Si l’administration des douanes a engagé un plan de renforcement de la lutte contre le commerce illicite du tabac, c’est avant tout pour endiguer un phénomène devenu préoccupant. Comme le rappelait récemment France 3 PACA, « la France reste numéro 1 du trafic de cigarettes en Europe ».
Pour expliquer l’évolution de la situation, Philippe Coy, président de la Confédération des buralistes évoque « l’absence d’une politique tarifaire cohérente et commune entre les pays de l’Union européenne. On a créée de facto un appel d’air pour la commercialisation illégale d’un produit moins cher à l’étranger. » Rappelant par ailleurs que les trafiquants de tabac font office de nouveau-nés dans le milieu de l’économie informelle et qu’ils étaient quasi inexistants au début des années 2000.
Santé des jeunes
Mais au-delà de la problématique économique, la revente de cigarettes via les commerces de proximité s’accompagne d’un enjeu de santé publique. Le faible prix des cigarettes à l’unité « permet à des jeunes de se procurer une cigarette où ils veulent et quand ils veulent. Ce qui a pour effet d’augmenter la dépendance au tabac », affirme Albert Hirsch, Vice-président de l’alliance contre le tabac. En effet, la législation française interdit la vente de cigarettes pour les moins de 18 ans.
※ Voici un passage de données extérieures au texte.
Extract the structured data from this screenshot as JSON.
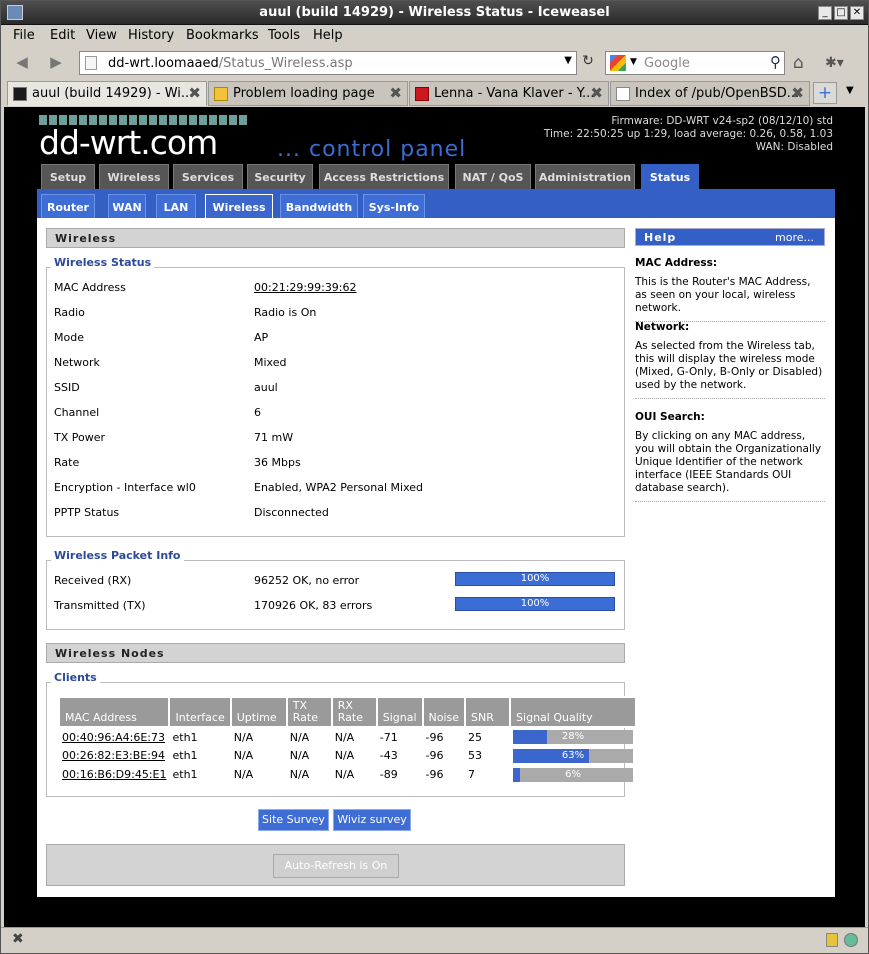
{
  "window": {
    "title": "auul (build 14929) - Wireless Status - Iceweasel"
  },
  "menu": [
    "File",
    "Edit",
    "View",
    "History",
    "Bookmarks",
    "Tools",
    "Help"
  ],
  "url": {
    "host": "dd-wrt.loomaaed",
    "path": "/Status_Wireless.asp"
  },
  "search": {
    "placeholder": "Google"
  },
  "tabs": [
    {
      "label": "auul (build 14929) - Wi...",
      "close": "✖"
    },
    {
      "label": "Problem loading page",
      "close": "✖"
    },
    {
      "label": "Lenna - Vana Klaver - Y...",
      "close": "✖"
    },
    {
      "label": "Index of /pub/OpenBSD...",
      "close": "✖"
    }
  ],
  "header": {
    "logo": "dd-wrt.com",
    "panel": "... control panel",
    "firmware": "Firmware: DD-WRT v24-sp2 (08/12/10) std",
    "time": "Time: 22:50:25 up 1:29, load average: 0.26, 0.58, 1.03",
    "wan": "WAN: Disabled"
  },
  "main_tabs": [
    "Setup",
    "Wireless",
    "Services",
    "Security",
    "Access Restrictions",
    "NAT / QoS",
    "Administration",
    "Status"
  ],
  "sub_tabs": [
    "Router",
    "WAN",
    "LAN",
    "Wireless",
    "Bandwidth",
    "Sys-Info"
  ],
  "wireless": {
    "section": "Wireless",
    "legend": "Wireless Status",
    "rows": [
      {
        "label": "MAC Address",
        "value": "00:21:29:99:39:62"
      },
      {
        "label": "Radio",
        "value": "Radio is On"
      },
      {
        "label": "Mode",
        "value": "AP"
      },
      {
        "label": "Network",
        "value": "Mixed"
      },
      {
        "label": "SSID",
        "value": "auul"
      },
      {
        "label": "Channel",
        "value": "6"
      },
      {
        "label": "TX Power",
        "value": "71 mW"
      },
      {
        "label": "Rate",
        "value": "36 Mbps"
      },
      {
        "label": "Encryption - Interface wl0",
        "value": "Enabled, WPA2 Personal Mixed"
      },
      {
        "label": "PPTP Status",
        "value": "Disconnected"
      }
    ]
  },
  "packet": {
    "legend": "Wireless Packet Info",
    "rows": [
      {
        "label": "Received (RX)",
        "value": "96252 OK, no error",
        "bar": "100%",
        "level": 100
      },
      {
        "label": "Transmitted (TX)",
        "value": "170926 OK, 83 errors",
        "bar": "100%",
        "level": 100
      }
    ]
  },
  "nodes": {
    "section": "Wireless Nodes",
    "legend": "Clients",
    "headers": [
      "MAC Address",
      "Interface",
      "Uptime",
      "TX Rate",
      "RX Rate",
      "Signal",
      "Noise",
      "SNR",
      "Signal Quality"
    ],
    "clients": [
      {
        "mac": "00:40:96:A4:6E:73",
        "iface": "eth1",
        "uptime": "N/A",
        "tx": "N/A",
        "rx": "N/A",
        "signal": "-71",
        "noise": "-96",
        "snr": "25",
        "quality": "28%",
        "level": 28
      },
      {
        "mac": "00:26:82:E3:BE:94",
        "iface": "eth1",
        "uptime": "N/A",
        "tx": "N/A",
        "rx": "N/A",
        "signal": "-43",
        "noise": "-96",
        "snr": "53",
        "quality": "63%",
        "level": 63
      },
      {
        "mac": "00:16:B6:D9:45:E1",
        "iface": "eth1",
        "uptime": "N/A",
        "tx": "N/A",
        "rx": "N/A",
        "signal": "-89",
        "noise": "-96",
        "snr": "7",
        "quality": "6%",
        "level": 6
      }
    ]
  },
  "buttons": {
    "site_survey": "Site Survey",
    "wiviz": "Wiviz survey",
    "auto_refresh": "Auto-Refresh is On"
  },
  "help": {
    "title": "Help",
    "more": "more...",
    "items": [
      {
        "title": "MAC Address:",
        "text": "This is the Router's MAC Address, as seen on your local, wireless network."
      },
      {
        "title": "Network:",
        "text": "As selected from the Wireless tab, this will display the wireless mode (Mixed, G-Only, B-Only or Disabled) used by the network."
      },
      {
        "title": "OUI Search:",
        "text": "By clicking on any MAC address, you will obtain the Organizationally Unique Identifier of the network interface (IEEE Standards OUI database search)."
      }
    ]
  },
  "colors": {
    "accent": "#3460c6",
    "tab_inactive": "#565656",
    "bar": "#3b6dd4"
  }
}
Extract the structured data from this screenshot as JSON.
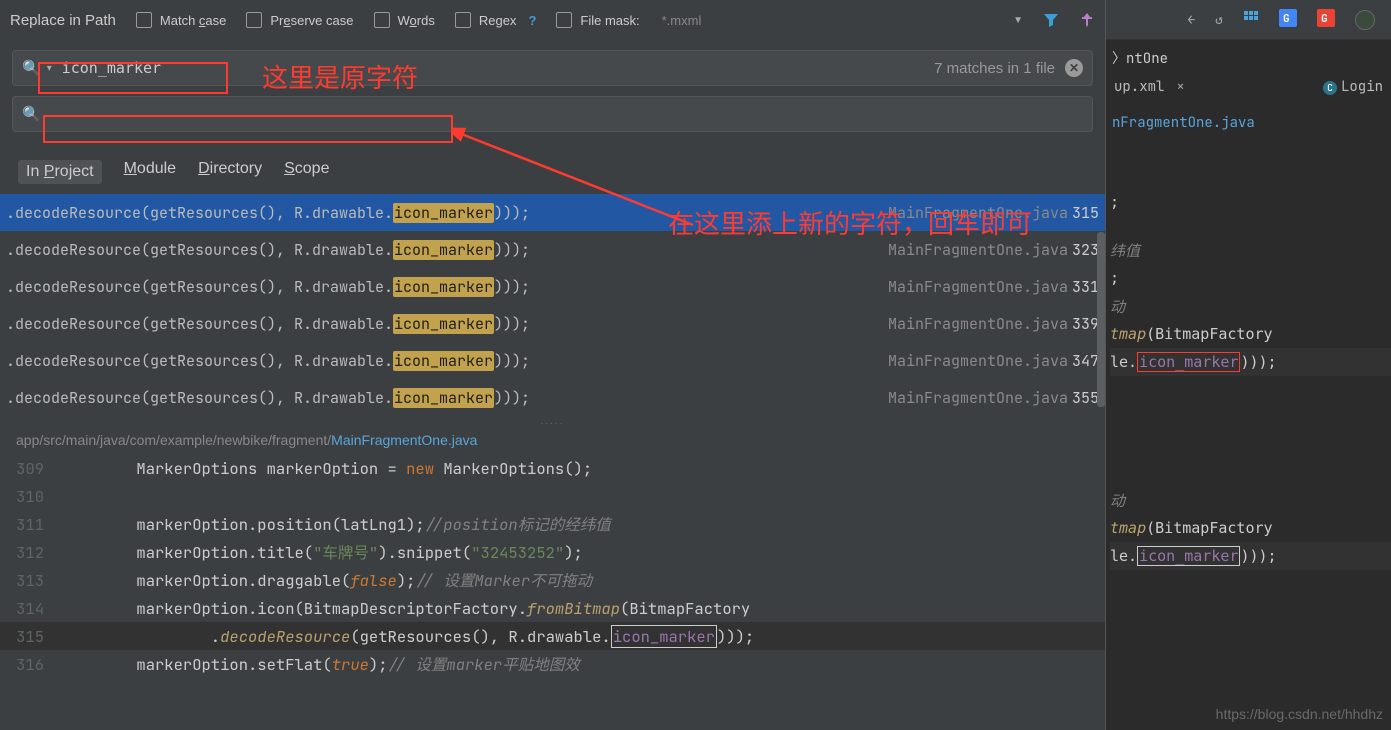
{
  "title": "Replace in Path",
  "checkboxes": {
    "matchCase": "Match case",
    "preserveCase": "Preserve case",
    "words": "Words",
    "regex": "Regex",
    "fileMask": "File mask:"
  },
  "fileMaskValue": "*.mxml",
  "search": {
    "value": "icon_marker",
    "matchInfo": "7 matches in 1 file"
  },
  "replace": {
    "value": ""
  },
  "annotations": {
    "originalHint": "这里是原字符",
    "newHint": "在这里添上新的字符，回车即可"
  },
  "scopes": {
    "inProject": "In Project",
    "module": "Module",
    "directory": "Directory",
    "scope": "Scope"
  },
  "results": [
    {
      "prefix": ".decodeResource(getResources(), R.drawable.",
      "match": "icon_marker",
      "suffix": ")));",
      "file": "MainFragmentOne.java",
      "line": "315",
      "selected": true
    },
    {
      "prefix": ".decodeResource(getResources(), R.drawable.",
      "match": "icon_marker",
      "suffix": ")));",
      "file": "MainFragmentOne.java",
      "line": "323",
      "selected": false
    },
    {
      "prefix": ".decodeResource(getResources(), R.drawable.",
      "match": "icon_marker",
      "suffix": ")));",
      "file": "MainFragmentOne.java",
      "line": "331",
      "selected": false
    },
    {
      "prefix": ".decodeResource(getResources(), R.drawable.",
      "match": "icon_marker",
      "suffix": ")));",
      "file": "MainFragmentOne.java",
      "line": "339",
      "selected": false
    },
    {
      "prefix": ".decodeResource(getResources(), R.drawable.",
      "match": "icon_marker",
      "suffix": ")));",
      "file": "MainFragmentOne.java",
      "line": "347",
      "selected": false
    },
    {
      "prefix": ".decodeResource(getResources(), R.drawable.",
      "match": "icon_marker",
      "suffix": ")));",
      "file": "MainFragmentOne.java",
      "line": "355",
      "selected": false
    }
  ],
  "breadcrumb": {
    "path": "app/src/main/java/com/example/newbike/fragment/",
    "file": "MainFragmentOne.java"
  },
  "editorLines": {
    "l309": "309",
    "l310": "310",
    "l311": "311",
    "l312": "312",
    "l313": "313",
    "l314": "314",
    "l315": "315",
    "l316": "316"
  },
  "code": {
    "l309a": "MarkerOptions markerOption = ",
    "l309new": "new",
    "l309b": " MarkerOptions();",
    "l311a": "markerOption.position(latLng1);",
    "l311c": "//position标记的经纬值",
    "l312a": "markerOption.title(",
    "l312s1": "\"车牌号\"",
    "l312b": ").snippet(",
    "l312s2": "\"32453252\"",
    "l312c": ");",
    "l313a": "markerOption.draggable(",
    "l313f": "false",
    "l313b": ");",
    "l313c": "// 设置Marker不可拖动",
    "l314a": "markerOption.icon(BitmapDescriptorFactory.",
    "l314m": "fromBitmap",
    "l314b": "(BitmapFactory",
    "l315a": "        .",
    "l315m": "decodeResource",
    "l315b": "(getResources(), R.drawable.",
    "l315id": "icon_marker",
    "l315c": ")));",
    "l316a": "markerOption.setFlat(",
    "l316t": "true",
    "l316b": ");",
    "l316c": "// 设置marker平贴地图效"
  },
  "right": {
    "crumb": "ntOne",
    "tab1": "up.xml",
    "tab2": "Login",
    "crumb2": "nFragmentOne.java",
    "frag1": ";",
    "frag2": "纬值",
    "frag3": ";",
    "frag4": "动",
    "frag5a": "tmap",
    "frag5b": "(BitmapFactory",
    "frag6a": "le.",
    "frag6b": "icon_marker",
    "frag6c": ")));",
    "frag7": "动",
    "frag8a": "tmap",
    "frag8b": "(BitmapFactory",
    "frag9a": "le.",
    "frag9b": "icon_marker",
    "frag9c": ")));"
  },
  "watermark": "https://blog.csdn.net/hhdhz"
}
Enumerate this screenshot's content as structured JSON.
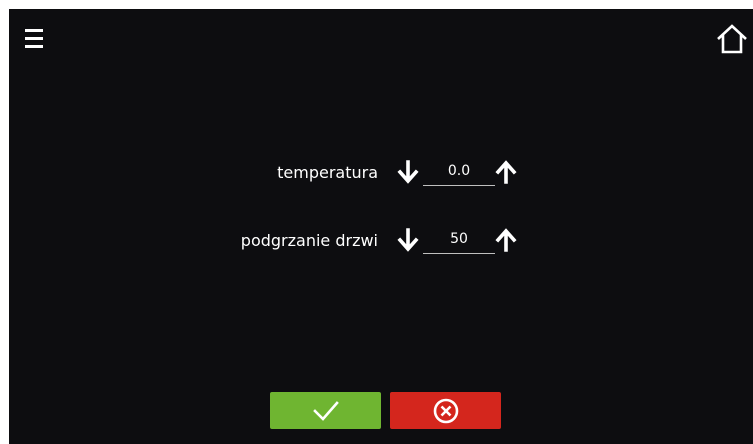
{
  "colors": {
    "background": "#0d0d10",
    "text": "#ffffff",
    "confirm": "#6fb531",
    "cancel": "#d4261d"
  },
  "header": {
    "menu_icon": "hamburger-icon",
    "home_icon": "home-icon"
  },
  "settings": [
    {
      "label": "temperatura",
      "value": "0.0",
      "down_icon": "arrow-down-icon",
      "up_icon": "arrow-up-icon"
    },
    {
      "label": "podgrzanie drzwi",
      "value": "50",
      "down_icon": "arrow-down-icon",
      "up_icon": "arrow-up-icon"
    }
  ],
  "footer": {
    "confirm_icon": "check-icon",
    "cancel_icon": "circle-x-icon"
  }
}
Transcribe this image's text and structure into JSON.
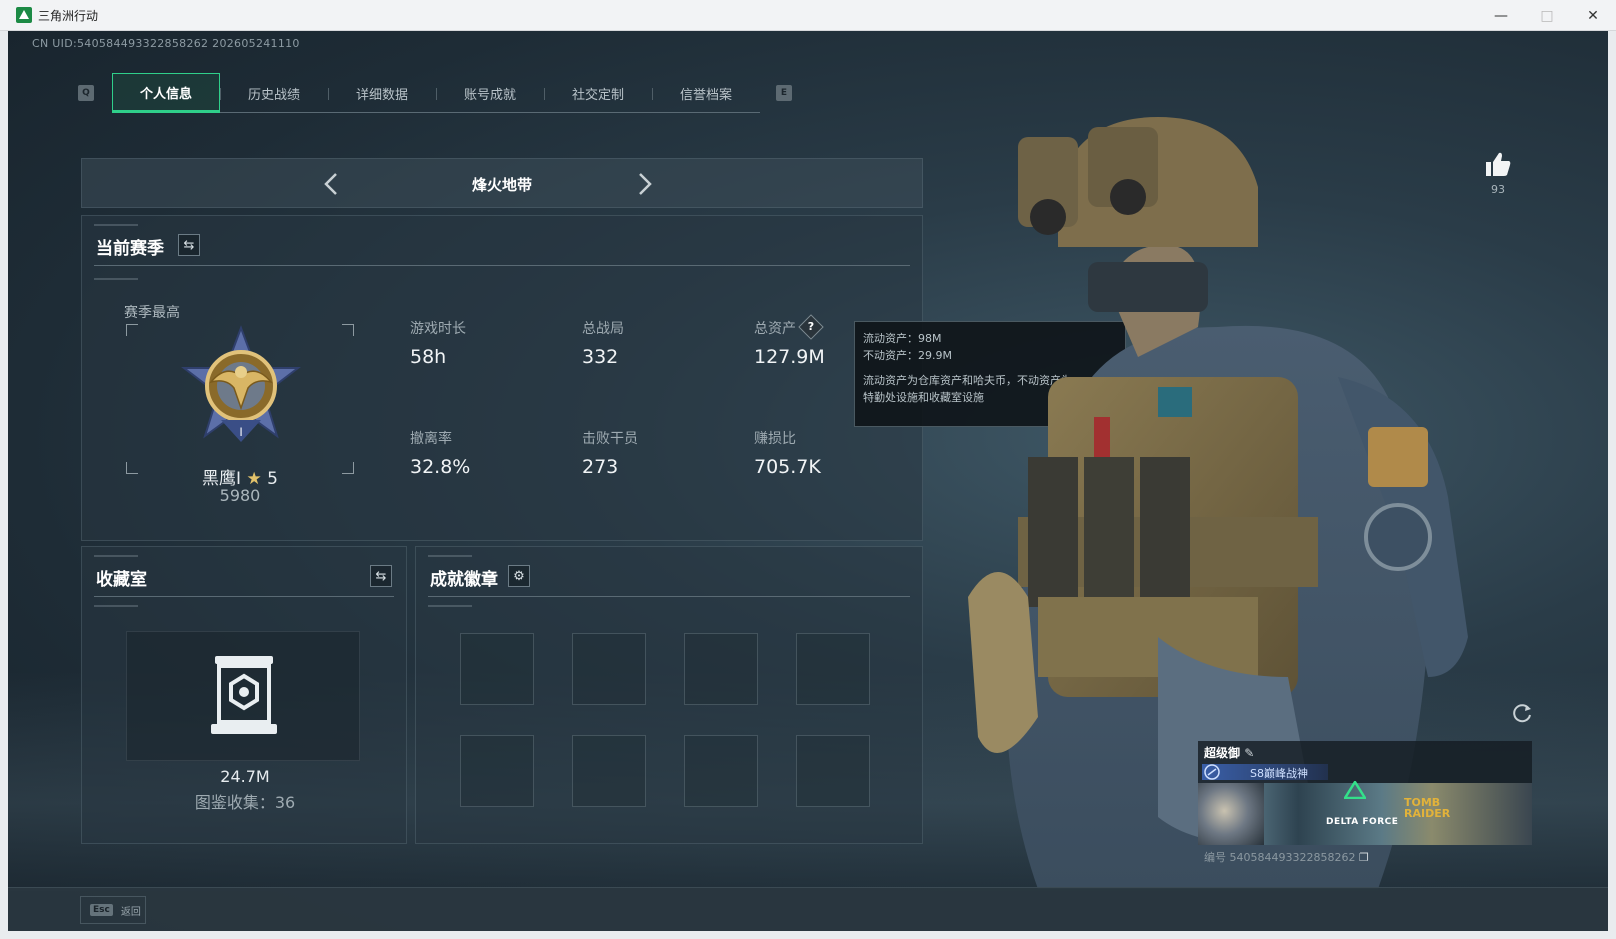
{
  "window": {
    "title": "三角洲行动"
  },
  "uid": "CN UID:540584493322858262 202605241110",
  "tabs": {
    "left_key": "Q",
    "right_key": "E",
    "items": [
      "个人信息",
      "历史战绩",
      "详细数据",
      "账号成就",
      "社交定制",
      "信誉档案"
    ]
  },
  "mode": {
    "title": "烽火地带"
  },
  "season": {
    "title": "当前赛季",
    "best_label": "赛季最高",
    "rank_name": "黑鹰I",
    "rank_stars": "5",
    "rank_score": "5980",
    "stats": [
      {
        "label": "游戏时长",
        "value": "58h"
      },
      {
        "label": "总战局",
        "value": "332"
      },
      {
        "label": "总资产",
        "value": "127.9M"
      },
      {
        "label": "撤离率",
        "value": "32.8%"
      },
      {
        "label": "击败干员",
        "value": "273"
      },
      {
        "label": "赚损比",
        "value": "705.7K"
      }
    ],
    "help_glyph": "?"
  },
  "tooltip": {
    "liquid": "流动资产：98M",
    "fixed": "不动资产：29.9M",
    "desc1": "流动资产为仓库资产和哈夫币，不动资产为",
    "desc2": "特勤处设施和收藏室设施"
  },
  "vault": {
    "title": "收藏室",
    "value": "24.7M",
    "collection": "图鉴收集：36"
  },
  "achievements": {
    "title": "成就徽章"
  },
  "likes": {
    "count": "93"
  },
  "card": {
    "name": "超级御",
    "title": "S8巅峰战神",
    "brand1": "DELTA FORCE",
    "brand2a": "TOMB",
    "brand2b": "RAIDER",
    "id": "编号 540584493322858262"
  },
  "bottom": {
    "esc_key": "Esc",
    "esc_label": "返回"
  },
  "colors": {
    "accent": "#2fcf8a",
    "background": "#1e2c36",
    "gold": "#c9a24a"
  }
}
Pourtant cela ne semble pas arrêter les commerçants s’adonnant au commerce illicite de tabac, comme nous le confirme un élève de 17 ans du lycée Jacques Decour (IXe arrondissement) : « On y va justement parce qu’on sait qu’ils ne nous demanderont pas notre âge, et qu’on préfère se prendre une ou deux clopes le midi plutôt qu’un paquet entier ». Un sujet pris très au sérieux par les services de police, comme le rappelle David Brugère : « on cible [les commerces] autour des écoles où la revente à l’unité se fait souvent auprès des collégiens et lycéens. »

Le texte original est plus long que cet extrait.